The feedback from these test was almost completely unanimous that once they were in the “Schedule Payment” feature the app was fairly intuitive. However each of them experienced confusion getting from the “Home” screen to the “Schedule Payment” screen. Two of the participants pressed either the “$ icon” or the “menu” button first to begin the task. The feedback was that it was a decision based on prior experience that they chose those first initially because that’s the way they usually start to do a task in an app.
Perception of Utility
Another issue was that, because of the complexity of the home page, many clicked on the checking and savings buttons before choosing the “Bill Pay” Function. When asked why they made those decisions a majority of people said it was because it afforded clicking to open up for that accounts options. Many people also said that was how they schedule payments in their app.
“Where Do I Go From Here?”
Once they were in the “Schedule Payments” feature most of the participants were able to flow through the task seamlessly, however the first screen did give some pause to certain people. In the ideal flow the user would then click the text box at the top of the screen and input the mobile number, first and last name, or account number of the person they wish to pay. Participants became confused at this point because there was no indication for why they were doing that or how that relates to scheduling the payment.
The revisions based on this feedback as well as overall impressions of how center aspects of the app work started by changing the informational architecture concept map for the redesigned app. The map details options on each screen for how to progress through tasks. Based on the impressions of the first round of usability testing I learned that people did enjoy the layout of the interface and, with that in mind, I highlighted the key pages in the app, “Home” and, “Menu.” From these two screens the user will have access to every page in the app. The feedback given on the function of these two screens were that the complexities gave misguided perceptions. There are icons and sections within the “Home” page, specifically, that afforded clicking to perform a task when that’s not what they are used for.

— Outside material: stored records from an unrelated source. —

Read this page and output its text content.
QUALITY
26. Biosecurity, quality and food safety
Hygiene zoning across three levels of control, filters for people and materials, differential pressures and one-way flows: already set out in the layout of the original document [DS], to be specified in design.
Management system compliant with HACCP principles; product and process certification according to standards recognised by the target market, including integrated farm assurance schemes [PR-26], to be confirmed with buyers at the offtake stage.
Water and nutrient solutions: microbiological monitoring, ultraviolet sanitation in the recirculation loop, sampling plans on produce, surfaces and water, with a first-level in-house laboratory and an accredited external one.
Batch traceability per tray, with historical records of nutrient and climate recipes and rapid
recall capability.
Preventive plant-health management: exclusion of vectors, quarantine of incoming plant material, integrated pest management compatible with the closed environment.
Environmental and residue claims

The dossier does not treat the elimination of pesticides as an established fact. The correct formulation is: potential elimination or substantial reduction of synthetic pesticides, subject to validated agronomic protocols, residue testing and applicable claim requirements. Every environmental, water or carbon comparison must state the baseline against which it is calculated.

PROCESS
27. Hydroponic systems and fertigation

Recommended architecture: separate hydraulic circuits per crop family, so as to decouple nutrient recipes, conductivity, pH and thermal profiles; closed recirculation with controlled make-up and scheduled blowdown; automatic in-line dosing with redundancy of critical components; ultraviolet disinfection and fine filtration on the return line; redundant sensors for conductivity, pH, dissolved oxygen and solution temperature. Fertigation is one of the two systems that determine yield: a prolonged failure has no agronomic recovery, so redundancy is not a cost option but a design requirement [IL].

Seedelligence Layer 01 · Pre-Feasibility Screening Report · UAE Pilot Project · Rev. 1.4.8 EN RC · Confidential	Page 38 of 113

I need to do more testing into the overall navigation of the app. As I mentioned earlier, most of the users I tested with gave specific feedback on changes within the actual features and many responded positively to how the app functioned in those cases. I will continue creating my features with this in mind. The main problems lie in the navigations. In order to understand what exact changes I need to make I will continue my usability testing this coming week but I will frame the test to focus on using the navigations.